Of course, you wouldn't know there was any dispute at all over this process from the Star-Advertiser's "everything's groovy" coverage, which left me wishing I hadn't wasted my 99 cents for a day pass to read it.
The article included this bit:
Entertainer Henry Kapono performed "Kalama Ku O Kamehameha" during the event. The deep, resonating voices of Palani Vaughan and Kanohowailuku Helm filled the church during their performances.
The reporter apparently didn't know any of the backstory about these musical performances, which were arranged by state Sen. Brickwood Galuteria. I was privy to an email exchange in which Palani Vaughn was getting a little flack from some for agreeing to perform.

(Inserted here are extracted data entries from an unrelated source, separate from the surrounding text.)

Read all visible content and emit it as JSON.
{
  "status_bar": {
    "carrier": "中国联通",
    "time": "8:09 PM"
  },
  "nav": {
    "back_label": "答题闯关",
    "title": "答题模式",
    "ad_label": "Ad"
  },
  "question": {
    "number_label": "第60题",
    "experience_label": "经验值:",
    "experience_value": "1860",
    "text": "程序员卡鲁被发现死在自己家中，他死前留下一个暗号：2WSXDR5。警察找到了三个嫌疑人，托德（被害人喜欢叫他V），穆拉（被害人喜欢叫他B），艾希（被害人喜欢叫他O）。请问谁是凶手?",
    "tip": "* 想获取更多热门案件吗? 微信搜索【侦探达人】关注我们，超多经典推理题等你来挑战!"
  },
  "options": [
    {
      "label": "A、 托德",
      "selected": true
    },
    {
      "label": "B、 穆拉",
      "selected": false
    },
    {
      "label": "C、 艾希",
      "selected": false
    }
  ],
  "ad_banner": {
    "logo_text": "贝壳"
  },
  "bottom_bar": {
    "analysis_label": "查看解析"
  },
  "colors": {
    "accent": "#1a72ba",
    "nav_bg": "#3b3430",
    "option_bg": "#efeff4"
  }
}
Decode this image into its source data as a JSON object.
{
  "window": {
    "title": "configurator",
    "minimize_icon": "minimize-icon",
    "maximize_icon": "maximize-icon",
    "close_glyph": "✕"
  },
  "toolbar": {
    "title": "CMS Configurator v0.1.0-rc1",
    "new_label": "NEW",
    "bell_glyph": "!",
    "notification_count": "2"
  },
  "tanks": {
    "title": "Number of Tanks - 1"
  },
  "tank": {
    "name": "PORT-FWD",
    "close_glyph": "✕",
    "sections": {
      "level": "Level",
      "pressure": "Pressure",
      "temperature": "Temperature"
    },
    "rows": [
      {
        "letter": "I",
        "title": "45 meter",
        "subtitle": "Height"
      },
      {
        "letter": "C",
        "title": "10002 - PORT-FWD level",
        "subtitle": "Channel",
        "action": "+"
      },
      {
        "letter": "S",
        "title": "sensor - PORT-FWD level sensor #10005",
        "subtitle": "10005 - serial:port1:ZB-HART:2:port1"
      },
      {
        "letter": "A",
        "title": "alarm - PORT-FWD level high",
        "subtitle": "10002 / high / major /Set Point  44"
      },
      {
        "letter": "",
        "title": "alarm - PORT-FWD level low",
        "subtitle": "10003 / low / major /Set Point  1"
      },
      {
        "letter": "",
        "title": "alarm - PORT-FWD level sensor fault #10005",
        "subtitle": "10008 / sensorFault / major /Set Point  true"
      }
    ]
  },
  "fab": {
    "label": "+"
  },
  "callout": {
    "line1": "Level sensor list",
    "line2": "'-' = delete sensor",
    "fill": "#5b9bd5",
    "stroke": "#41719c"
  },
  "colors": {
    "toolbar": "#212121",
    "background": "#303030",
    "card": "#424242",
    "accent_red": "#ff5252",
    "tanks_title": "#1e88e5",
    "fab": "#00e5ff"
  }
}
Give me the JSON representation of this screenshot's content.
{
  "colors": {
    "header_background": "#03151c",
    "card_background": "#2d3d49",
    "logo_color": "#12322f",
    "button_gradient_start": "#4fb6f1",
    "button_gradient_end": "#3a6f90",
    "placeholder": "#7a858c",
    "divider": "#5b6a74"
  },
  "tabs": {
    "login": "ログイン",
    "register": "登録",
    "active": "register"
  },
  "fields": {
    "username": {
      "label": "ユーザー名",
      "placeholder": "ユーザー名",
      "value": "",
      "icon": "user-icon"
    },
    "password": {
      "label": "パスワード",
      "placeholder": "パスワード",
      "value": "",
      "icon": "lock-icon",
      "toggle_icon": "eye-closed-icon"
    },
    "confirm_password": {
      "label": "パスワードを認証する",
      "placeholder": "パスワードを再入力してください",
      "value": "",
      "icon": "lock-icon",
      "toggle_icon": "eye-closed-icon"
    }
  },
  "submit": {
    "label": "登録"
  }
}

I felt it would be important to contribute, at least, one mele, a song, that is inclusive of our brothers & sisters who continue to, persistently and intelligently, call for the restoration of our true Hawaiian Kingdom Sovereignty...a song that refers to our people as "Hawaiian Nationals", citizens of the true Hawaiian Kingdom Government...a song, that urges our "Na Poki'i" to "Reclaim Our Hawaiian Kingdom Nation"....a song, that speaks "Hawaiian Kingdom Sovereignty" for us the "Ka Lahui Hawai'i.”
If there are those of you who doubt my sentiments and motivation, I ask you to look at my life's record. I have willingly and openly, without fanfare, stood shoulder-to-shoulder with you to "Protest The illegal Annexation Of Our Hawai'i"; to "Protest The Fake State", etc.
We have to try to awaken the "others" to "see the light of truth and join with us in seeking justice" for our Queen Lili'uokalani.
This prompted longtime activist Skippy Ioane to reply:
lucky you go be there, bum bye only puka shell, dig up the bones kanaka. when you sing i can hear the pain, the rage, and the hope.